To underline the importance of clinical trials, Sullivan cited the thalidomide tragedy – which saw pregnant women in the 1950s and 1960s being given the drug to avoid morning sickness that ultimately caused severe birth defects in their children.

Sullivan said that clinical trials were “even more important” when examining cells, as the range of possible outcomes was multiplied when working on such small scales.


Sullivan criticised the lack of clear leadership and long-term thinking by the Irish government on the issue, saying that “short-term gains in the local interest trump long-gains in the national interest”.

As a ruling by the ECJ cannot be appealed, patent lawyers are now examining the ruling in detail.

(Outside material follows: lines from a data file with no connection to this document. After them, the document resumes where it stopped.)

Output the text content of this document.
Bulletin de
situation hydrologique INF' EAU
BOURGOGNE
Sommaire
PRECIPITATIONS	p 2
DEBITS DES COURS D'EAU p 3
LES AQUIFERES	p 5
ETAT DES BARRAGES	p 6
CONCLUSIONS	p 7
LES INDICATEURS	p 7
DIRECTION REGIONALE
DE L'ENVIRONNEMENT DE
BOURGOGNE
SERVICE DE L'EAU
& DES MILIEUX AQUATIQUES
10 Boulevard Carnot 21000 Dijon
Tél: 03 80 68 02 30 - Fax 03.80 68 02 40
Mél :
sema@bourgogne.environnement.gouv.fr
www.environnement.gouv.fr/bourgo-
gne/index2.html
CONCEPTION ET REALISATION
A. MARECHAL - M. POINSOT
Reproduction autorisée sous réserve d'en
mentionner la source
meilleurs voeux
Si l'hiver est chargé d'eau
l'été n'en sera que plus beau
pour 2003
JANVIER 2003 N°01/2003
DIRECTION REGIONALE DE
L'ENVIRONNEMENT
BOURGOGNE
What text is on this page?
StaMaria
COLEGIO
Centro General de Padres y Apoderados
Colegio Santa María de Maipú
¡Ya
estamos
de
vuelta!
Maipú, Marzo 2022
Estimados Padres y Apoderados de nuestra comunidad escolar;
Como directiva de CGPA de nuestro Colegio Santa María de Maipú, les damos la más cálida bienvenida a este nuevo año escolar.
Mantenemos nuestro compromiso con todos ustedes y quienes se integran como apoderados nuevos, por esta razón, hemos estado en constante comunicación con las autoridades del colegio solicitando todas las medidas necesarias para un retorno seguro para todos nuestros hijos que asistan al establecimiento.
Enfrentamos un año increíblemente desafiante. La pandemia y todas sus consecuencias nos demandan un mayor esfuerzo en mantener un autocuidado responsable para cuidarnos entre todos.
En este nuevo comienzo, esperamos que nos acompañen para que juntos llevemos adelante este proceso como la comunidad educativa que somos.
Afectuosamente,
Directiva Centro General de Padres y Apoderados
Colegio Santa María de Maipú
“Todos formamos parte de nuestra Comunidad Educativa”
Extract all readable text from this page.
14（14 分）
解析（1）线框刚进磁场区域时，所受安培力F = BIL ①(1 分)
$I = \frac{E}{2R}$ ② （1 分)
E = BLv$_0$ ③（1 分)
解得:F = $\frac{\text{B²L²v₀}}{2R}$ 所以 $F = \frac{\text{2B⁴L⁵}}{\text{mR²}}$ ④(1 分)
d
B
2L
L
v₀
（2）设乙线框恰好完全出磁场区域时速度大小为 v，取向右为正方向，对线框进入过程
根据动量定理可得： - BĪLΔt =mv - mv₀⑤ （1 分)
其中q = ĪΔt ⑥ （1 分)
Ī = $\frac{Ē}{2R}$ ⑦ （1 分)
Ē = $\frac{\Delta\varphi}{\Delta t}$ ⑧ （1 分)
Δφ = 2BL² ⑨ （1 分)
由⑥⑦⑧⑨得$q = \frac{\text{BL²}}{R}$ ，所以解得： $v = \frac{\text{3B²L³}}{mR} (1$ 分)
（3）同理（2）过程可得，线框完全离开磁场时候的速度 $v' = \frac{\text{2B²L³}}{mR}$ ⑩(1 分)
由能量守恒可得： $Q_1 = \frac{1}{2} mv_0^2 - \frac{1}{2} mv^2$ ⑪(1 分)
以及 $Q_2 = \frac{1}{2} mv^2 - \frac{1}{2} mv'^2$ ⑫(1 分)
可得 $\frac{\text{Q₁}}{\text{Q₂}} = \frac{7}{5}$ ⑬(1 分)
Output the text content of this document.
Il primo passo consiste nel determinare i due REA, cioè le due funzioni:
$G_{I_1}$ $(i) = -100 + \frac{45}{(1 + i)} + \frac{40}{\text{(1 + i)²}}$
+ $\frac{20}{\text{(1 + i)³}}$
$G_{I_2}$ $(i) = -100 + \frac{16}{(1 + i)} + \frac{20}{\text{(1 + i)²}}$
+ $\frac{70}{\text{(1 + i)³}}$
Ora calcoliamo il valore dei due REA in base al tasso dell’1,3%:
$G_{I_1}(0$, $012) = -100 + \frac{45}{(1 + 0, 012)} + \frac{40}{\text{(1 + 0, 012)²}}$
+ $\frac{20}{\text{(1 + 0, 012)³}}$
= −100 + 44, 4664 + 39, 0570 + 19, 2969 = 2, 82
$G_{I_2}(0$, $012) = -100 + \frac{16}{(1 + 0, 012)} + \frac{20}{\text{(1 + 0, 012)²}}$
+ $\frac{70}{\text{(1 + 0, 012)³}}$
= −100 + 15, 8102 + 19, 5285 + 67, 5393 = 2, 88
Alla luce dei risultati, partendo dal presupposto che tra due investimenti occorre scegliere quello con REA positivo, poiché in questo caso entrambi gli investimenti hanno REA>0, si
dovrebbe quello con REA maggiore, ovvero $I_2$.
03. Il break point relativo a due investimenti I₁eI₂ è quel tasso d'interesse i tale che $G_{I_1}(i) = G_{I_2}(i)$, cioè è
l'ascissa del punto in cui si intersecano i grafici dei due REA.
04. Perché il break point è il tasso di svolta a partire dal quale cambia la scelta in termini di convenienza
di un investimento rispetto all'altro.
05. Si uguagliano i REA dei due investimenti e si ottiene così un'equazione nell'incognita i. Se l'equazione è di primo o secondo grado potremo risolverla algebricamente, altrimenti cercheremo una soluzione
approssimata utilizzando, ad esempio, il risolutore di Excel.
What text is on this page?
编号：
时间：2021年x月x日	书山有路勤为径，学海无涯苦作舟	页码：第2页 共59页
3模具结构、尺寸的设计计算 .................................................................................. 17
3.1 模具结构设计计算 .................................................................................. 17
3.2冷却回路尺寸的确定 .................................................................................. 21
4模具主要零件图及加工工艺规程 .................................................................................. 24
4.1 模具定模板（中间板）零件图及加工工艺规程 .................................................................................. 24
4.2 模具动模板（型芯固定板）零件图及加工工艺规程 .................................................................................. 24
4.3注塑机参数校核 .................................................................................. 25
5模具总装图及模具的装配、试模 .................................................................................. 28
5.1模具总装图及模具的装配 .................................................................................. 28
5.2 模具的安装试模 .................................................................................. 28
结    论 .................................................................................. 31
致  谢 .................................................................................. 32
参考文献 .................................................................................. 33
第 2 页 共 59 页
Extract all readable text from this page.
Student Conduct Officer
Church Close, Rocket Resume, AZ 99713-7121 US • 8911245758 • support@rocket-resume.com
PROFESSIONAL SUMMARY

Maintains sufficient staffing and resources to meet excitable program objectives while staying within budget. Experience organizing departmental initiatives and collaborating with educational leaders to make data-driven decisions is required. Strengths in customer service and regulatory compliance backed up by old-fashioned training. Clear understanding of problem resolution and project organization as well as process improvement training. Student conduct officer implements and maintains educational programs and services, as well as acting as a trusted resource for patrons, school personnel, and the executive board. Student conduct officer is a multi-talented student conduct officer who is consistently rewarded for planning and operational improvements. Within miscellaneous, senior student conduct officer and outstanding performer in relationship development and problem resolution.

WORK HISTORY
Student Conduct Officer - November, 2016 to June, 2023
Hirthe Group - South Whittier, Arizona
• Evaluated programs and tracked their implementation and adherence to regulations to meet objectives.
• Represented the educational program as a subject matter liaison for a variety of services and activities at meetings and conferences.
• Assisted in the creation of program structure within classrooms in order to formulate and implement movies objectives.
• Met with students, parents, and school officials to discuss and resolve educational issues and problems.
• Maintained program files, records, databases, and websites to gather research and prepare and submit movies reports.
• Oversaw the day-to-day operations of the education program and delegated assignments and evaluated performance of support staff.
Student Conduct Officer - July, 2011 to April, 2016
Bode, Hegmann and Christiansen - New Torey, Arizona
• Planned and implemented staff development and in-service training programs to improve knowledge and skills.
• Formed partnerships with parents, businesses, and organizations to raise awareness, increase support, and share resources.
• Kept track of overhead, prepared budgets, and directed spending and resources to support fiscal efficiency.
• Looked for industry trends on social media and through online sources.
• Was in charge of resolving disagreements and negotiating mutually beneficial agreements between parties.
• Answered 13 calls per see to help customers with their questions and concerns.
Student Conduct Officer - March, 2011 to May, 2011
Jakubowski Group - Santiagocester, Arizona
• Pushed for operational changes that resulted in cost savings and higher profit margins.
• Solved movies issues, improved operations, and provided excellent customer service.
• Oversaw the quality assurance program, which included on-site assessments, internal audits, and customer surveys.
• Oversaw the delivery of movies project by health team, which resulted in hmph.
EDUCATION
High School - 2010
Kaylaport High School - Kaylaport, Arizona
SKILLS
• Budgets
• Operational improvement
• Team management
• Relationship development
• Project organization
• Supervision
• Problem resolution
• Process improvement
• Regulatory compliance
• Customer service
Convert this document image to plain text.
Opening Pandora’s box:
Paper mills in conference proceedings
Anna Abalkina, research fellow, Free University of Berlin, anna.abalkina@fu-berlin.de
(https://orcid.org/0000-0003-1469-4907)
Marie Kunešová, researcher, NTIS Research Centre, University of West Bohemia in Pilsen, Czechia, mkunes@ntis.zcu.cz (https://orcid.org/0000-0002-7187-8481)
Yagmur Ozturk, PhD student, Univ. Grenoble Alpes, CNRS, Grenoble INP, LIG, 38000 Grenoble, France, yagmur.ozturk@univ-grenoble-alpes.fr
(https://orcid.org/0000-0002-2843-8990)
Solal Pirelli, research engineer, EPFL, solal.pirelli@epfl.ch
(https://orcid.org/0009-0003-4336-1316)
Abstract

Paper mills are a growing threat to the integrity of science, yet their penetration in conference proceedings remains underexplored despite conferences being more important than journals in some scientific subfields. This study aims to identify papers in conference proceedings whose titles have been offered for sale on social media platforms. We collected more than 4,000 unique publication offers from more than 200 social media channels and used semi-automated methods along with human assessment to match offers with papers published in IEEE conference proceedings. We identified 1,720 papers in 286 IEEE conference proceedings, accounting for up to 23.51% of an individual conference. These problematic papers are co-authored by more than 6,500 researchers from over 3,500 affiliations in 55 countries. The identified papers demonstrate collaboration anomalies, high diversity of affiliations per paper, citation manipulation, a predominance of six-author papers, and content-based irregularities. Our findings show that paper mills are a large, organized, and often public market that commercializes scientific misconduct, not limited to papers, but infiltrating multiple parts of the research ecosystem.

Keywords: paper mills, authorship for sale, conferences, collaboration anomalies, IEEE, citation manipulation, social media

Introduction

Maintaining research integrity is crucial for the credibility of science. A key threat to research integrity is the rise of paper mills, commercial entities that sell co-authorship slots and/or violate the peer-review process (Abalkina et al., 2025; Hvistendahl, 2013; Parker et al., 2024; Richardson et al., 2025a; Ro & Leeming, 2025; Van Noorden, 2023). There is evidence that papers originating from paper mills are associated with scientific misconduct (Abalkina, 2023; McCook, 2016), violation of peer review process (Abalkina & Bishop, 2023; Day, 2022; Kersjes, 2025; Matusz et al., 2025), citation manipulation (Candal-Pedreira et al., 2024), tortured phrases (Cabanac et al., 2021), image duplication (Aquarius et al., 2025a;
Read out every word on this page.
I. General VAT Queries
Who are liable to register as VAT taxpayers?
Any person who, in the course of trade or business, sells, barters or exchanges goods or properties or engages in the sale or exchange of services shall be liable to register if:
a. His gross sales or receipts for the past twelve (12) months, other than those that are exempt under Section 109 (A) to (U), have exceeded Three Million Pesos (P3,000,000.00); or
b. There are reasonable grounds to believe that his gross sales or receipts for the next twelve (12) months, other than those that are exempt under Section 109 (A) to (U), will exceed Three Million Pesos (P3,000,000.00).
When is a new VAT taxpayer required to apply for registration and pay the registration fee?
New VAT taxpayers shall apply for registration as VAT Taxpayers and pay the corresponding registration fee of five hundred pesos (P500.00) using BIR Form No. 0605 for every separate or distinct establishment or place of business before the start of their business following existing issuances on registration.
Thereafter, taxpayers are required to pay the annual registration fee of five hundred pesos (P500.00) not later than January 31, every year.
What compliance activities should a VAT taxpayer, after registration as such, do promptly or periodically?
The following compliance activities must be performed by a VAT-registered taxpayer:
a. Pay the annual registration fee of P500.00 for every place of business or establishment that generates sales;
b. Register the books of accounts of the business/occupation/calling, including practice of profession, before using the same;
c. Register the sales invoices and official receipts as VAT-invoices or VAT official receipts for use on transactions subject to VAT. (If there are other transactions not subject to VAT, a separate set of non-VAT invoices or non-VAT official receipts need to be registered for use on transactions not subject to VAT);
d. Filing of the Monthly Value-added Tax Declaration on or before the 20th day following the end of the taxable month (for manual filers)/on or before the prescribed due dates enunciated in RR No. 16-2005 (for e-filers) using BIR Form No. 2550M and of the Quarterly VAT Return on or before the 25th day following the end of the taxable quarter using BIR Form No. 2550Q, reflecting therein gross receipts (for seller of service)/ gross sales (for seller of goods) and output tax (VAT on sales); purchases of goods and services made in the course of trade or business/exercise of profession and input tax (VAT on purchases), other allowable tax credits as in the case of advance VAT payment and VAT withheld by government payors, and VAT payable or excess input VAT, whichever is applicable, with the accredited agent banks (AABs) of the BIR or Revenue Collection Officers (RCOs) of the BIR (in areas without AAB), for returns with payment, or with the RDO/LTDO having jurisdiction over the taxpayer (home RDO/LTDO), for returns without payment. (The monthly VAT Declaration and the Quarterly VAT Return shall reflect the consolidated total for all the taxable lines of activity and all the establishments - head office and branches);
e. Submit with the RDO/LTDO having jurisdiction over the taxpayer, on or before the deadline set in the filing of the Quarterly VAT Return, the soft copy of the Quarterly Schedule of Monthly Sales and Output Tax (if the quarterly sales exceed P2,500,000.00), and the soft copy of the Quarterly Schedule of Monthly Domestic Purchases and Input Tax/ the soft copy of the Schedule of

Sullivan said: “Some think its game over – others say that we might not be able to patent cells but perhaps we can patent the procedure“.

However, he added that “the perception alone is that EU is less favourable for stem cell research than other countries is probably enough to deter investment”.

Sullivan made a “conservative” estimate that thousands of related jobs could be lost in Europe as a result of the ruling, as investors will simply move funds to countries like the US and China.

“It will decimate the good work that people have put into stem cell research in EU – and the ruling itself has no reference to patients,” he said.

Trying to conduct research without proper funding was like “asking Seamus Heaney to write a Nobel Prize-winning poem without using consonants,” he added.

Human dignity

Sullivan said that there was a “vocal minority” who were opposed to stem cell research because they were concerned with “commodification” of human cells – however, he said, such an approach ultimately led to a reduction in human dignity because patients living with serious diseases were suffering intensely.

“Patients are effectively being ignored,” he said, warning that Europe could be going “back into Dark Ages”.

The ECJ’s ruling, which cannot be appealed, applies to all 27 member states of the EU and includes both procedures in which embryonic-stem-cell lines are created and those that use previously derived cell lines, Reuters reports.

The ruling stated that “a process which involves removal of a stem cell from a human embryo at the blastocyst stage, entailing the destruction of that embryo, cannot be patented”. The blastocyst stage follows fertilisation, when an embryo consists of about 80 to 100 cells.

The ruling also stated that it was “intended to exclude any possibility of patentability where respect for human dignity could thereby be affected”.

Christian groups have welcomed the ruling, with COMECE, the commission of Catholic bishops conferences in the European Union, saying: “Fertilisation marks the beginning of the biological existence of a human being that undergoes a process of development. Therefore the human embryo, at every stage of development, must be considered a human being with potential, and not just a “potential human being”.